Reaches 01-03 - The Reaches by Drake David

Reaches 01-03 - The Reaches by Drake David

Author:Drake, David [Drake, David]
Language: eng
Format: mobi
Tags: Science Fiction
ISBN: 9780743471770
Google: vkmxzM4n5KYC
Amazon: 0743471776
Publisher: Baen
Published: 2003-12-30T05:00:00+00:00


DUNEEN

Day 155

My rifle roared, lifting the muzzle in a blast of gray smoke. I now knew to hold the weapon tight against me. The first time I'd instinctively kept the buttplate a finger's breadth out from my shoulder. The rifle had recoiled separately and fast. Instead of pushing my torso back, it whacked me a hammerblow.

"Did I hit it?" I asked, peering toward the target—a meter-square frame of boards twenty meters away. The aiming point was a circle of black paint. My bullet holes spread around it in a shotgun pattern against the rough-sawn yellow wood.

"You hit it," Stephen said. "Reload and hit it again. Remember you want to be solid, not tense. You're using a tool."

I cocked the rifle, then thumbed the breech cam open and extracted the spent cartridge for reloading. "It'd be easier if all our guns were the same kind, wouldn't it?" I said. I nodded toward the revolving rifle in the crook of Stephen's left elbow.

"All machine work instead of craftwork?" Stephen said. "Where that thinking ends is another Collapse—a system of automatic factories so complex that a few hit-and-run attacks bring the whole thing down. Everybody starves or freezes."

I pulled a cartridge from my belt loop but held it in my hand instead of loading. "That's superstition," I said, more forcefully than I usually spoke to Stephen. This was important to me. "Civilization isn't going to fall because every gunsmith on Venus bores his rifle barrels to the same dimensions."

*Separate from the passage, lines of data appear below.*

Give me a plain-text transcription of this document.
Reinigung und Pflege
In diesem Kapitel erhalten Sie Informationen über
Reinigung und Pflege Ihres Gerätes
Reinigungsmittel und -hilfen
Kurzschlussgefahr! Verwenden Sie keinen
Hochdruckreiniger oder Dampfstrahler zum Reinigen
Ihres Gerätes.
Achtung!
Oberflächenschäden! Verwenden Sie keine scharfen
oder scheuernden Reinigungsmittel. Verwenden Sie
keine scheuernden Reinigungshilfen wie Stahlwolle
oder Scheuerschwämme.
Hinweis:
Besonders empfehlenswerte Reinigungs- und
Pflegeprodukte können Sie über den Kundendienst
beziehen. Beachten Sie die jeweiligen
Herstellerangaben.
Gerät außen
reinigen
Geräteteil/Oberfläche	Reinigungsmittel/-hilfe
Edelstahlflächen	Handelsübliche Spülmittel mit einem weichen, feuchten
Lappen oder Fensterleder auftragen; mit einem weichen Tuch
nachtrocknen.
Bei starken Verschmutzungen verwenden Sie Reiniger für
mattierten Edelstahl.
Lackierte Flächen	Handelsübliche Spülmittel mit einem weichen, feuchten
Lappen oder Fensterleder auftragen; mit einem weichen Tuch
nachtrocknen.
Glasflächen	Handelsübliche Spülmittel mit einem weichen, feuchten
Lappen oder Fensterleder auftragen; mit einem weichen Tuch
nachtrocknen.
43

If man was ever really to advance, we had to design and build our own electronics instead of depending on the leavings of pre-Collapse civilization. That required something more structured than individual craftsmen like Piet's father casting thruster nozzles.

Stephen shrugged. I couldn't tell how much it mattered to him. "It isn't the individual aspect," he said. "It's the whole mind-set. On Earth they're setting up assembly lines again."

"But for now . . ." I said as I slid the loaded round into the chamber sized to it and not—quite—to that of any other rifle aboard the Oriflamme, "I'll learn how to use whatever comes to hand."

During the voyage from New Venus, Stephen had showed me how to load and strip each of our twenty-odd varieties of firearm. It gave us both something to concentrate on between the hideous bouts of transit. This was the first time I'd fired a rifle.

I thought of the officer on the Montreal's bridge clutching the hole in her groin as she fell. The first time I'd practiced with a rifle.

One of the local herbivores blundered into the clearing. A peck of fronds was disappearing into its mouth. Spores, unexpectedly golden, showered the beast's forequarters and the air above it.

The creature saw us. The barrel-shaped body froze, but the jaws continued to masticate food in a fore-and-aft motion. My shots hadn't alerted the creature to our presence. The local animals didn't seem to have any hearing whatever.

"We have plenty of meat," Stephen said. "Let it go."

The creature turned 270° and crashed away through the vegetation.